The ability to recruit the unique properties of a variety of photosensitive proteins has helped design optical tools to modulate signaling activity in a single cell with spatial and temporal precision. The challenges ahead are in overcoming some of the limitations of existent approaches. This includes the ability to quantitatively image the molecular and cellular responses to stimulation by optogenetic tools which at present is constrained by spectral overlap. A potential avenue towards surmounting this is to utilize the properties of additional light sensitive proteins and by developing more innovative strategies for optical control. This can be achieved by identifying novel light sensitive proteins with useful properties such as a collection of algal phytochromes that sense light optimally at wavelengths that span the entire visual spectrum ⁶⁵. It can also be done by finding appropriate applications for existing protein systems in which conformational changes and protein-protein interactions have been shown to be light driven (e.g., ^66-68).
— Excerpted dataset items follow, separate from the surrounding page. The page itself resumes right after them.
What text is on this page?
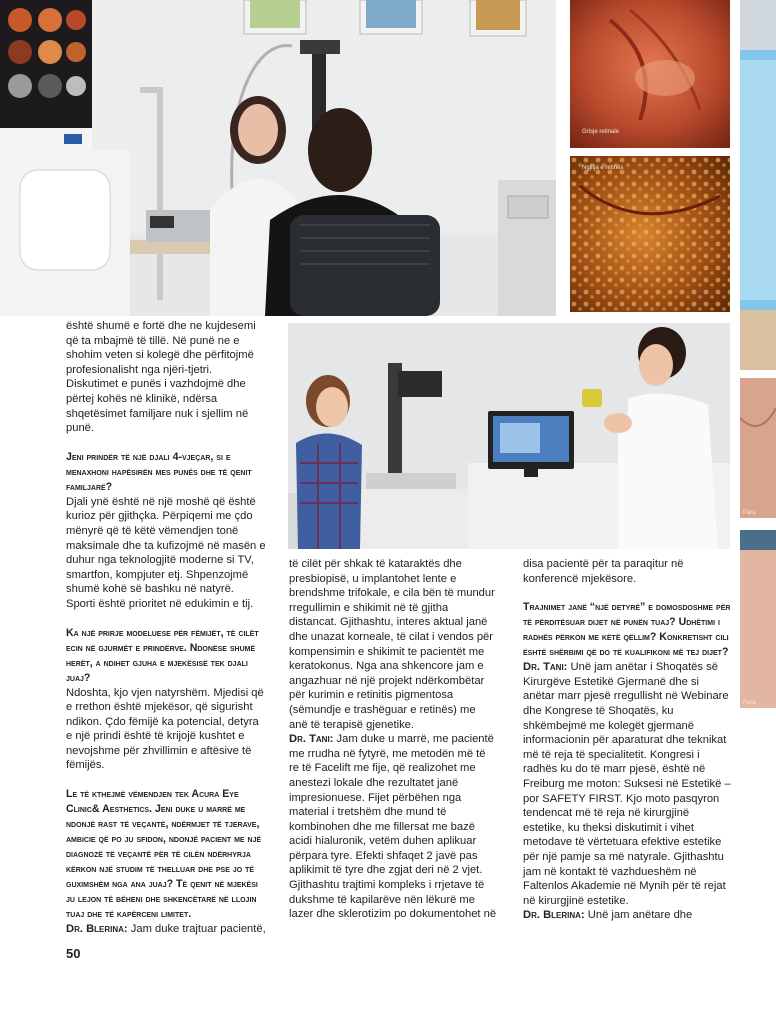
Grisje retinale
Ngjitja e retinës
Para
Para

është shumë e fortë dhe ne kujdesemi që ta mbajmë të tillë. Në punë ne e shohim veten si kolegë dhe përfitojmë profesionalisht nga njëri-tjetri. Diskutimet e punës i vazhdojmë dhe përtej kohës në klinikë, ndërsa shqetësimet familjare nuk i sjellim në punë.

Jeni prindër të një djali 4-vjeçar, si e menaxhoni hapësirën mes punës dhe të qenit familjarë?

Djali ynë është në një moshë që është kurioz për gjithçka. Përpiqemi me çdo mënyrë që të këtë vëmendjen tonë maksimale dhe ta kufizojmë në masën e duhur nga teknologjitë moderne si TV, smartfon, kompjuter etj. Shpenzojmë shumë kohë së bashku në natyrë. Sporti është prioritet në edukimin e tij.

Ka një prirje modeluese për fëmijët, të cilët ecin në gjurmët e prindërve. Ndonëse shumë herët, a ndihet gjuha e mjekësisë tek djali juaj?

Ndoshta, kjo vjen natyrshëm. Mjedisi që e rrethon është mjekësor, që sigurisht ndikon. Çdo fëmijë ka potencial, detyra e një prindi është të krijojë kushtet e nevojshme për zhvillimin e aftësive të fëmijës.

Le të kthejmë vëmendjen tek Acura Eye Clinic& Aesthetics. Jeni duke u marrë me ndonjë rast të veçantë, ndërmjet të tjerave, ambicie që po ju sfidon, ndonjë pacient me një diagnozë të veçantë për të cilën ndërhyrja kërkon një studim të thelluar dhe pse jo të guximshëm nga ana juaj? Të qenit në mjekësi ju lejon të bëheni dhe shkencëtarë në llojin tuaj dhe të kapërceni limitet.

Dr. Blerina: Jam duke trajtuar pacientë,

të cilët për shkak të kataraktës dhe presbiopisë, u implantohet lente e brendshme trifokale, e cila bën të mundur rregullimin e shikimit në të gjitha distancat. Gjithashtu, interes aktual janë dhe unazat korneale, të cilat i vendos për kompensimin e shikimit te pacientët me keratokonus. Nga ana shkencore jam e angazhuar në një projekt ndërkombëtar për kurimin e retinitis pigmentosa (sëmundje e trashëguar e retinës) me anë të terapisë gjenetike.

Dr. Tani: Jam duke u marrë, me pacientë me rrudha në fytyrë, me metodën më të re të Facelift me fije, që realizohet me anestezi lokale dhe rezultatet janë impresionuese. Fijet përbëhen nga material i tretshëm dhe mund të kombinohen dhe me fillersat me bazë acidi hialuronik, vetëm duhen aplikuar përpara tyre. Efekti shfaqet 2 javë pas aplikimit të tyre dhe zgjat deri në 2 vjet. Gjithashtu trajtimi kompleks i rrjetave të dukshme të kapilarëve nën lëkurë me lazer dhe sklerotizim po dokumentohet në

disa pacientë për ta paraqitur në konferencë mjekësore.

Trajnimet janë “një detyrë” e domosdoshme për të përditësuar dijet në punën tuaj? Udhëtimi i radhës përkon me këtë qëllim? Konkretisht cili është shërbimi që do të kualifikoni më tej dijet?

Dr. Tani: Unë jam anëtar i Shoqatës së Kirurgëve Estetikë Gjermanë dhe si anëtar marr pjesë rregullisht në Webinare dhe Kongrese të Shoqatës, ku shkëmbejmë me kolegët gjermanë informacionin për aparaturat dhe teknikat më të reja të specialitetit. Kongresi i radhës ku do të marr pjesë, është në Freiburg me moton: Suksesi në Estetikë – por SAFETY FIRST. Kjo moto pasqyron tendencat më të reja në kirurgjinë estetike, ku theksi diskutimit i vihet metodave të vërtetuara efektive estetike për një pamje sa më natyrale. Gjithashtu jam në kontakt të vazhdueshëm në Faltenlos Akademie në Mynih për të rejat në kirurgjinë estetike.

Dr. Blerina: Unë jam anëtare dhe

50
Among the most important challenges is to apply these optogenetic tools to whole animals to address long standing basic questions with regard to development, differentiation and tissue physiology. The ability to shine light on a single cell and achieve subcellular control can be translated to individual cells within a population and can be useful for studying cell-cell communication. For example, activating ERK in single cells lead to propagation of ERK activity pulses in neighboring cells ⁶⁹. Optical control can be used to direct cell migration during morphogenesis or extend neurites in predetermined directions. The long term goal should be to apply these tools towards light driven therapeutic intervention.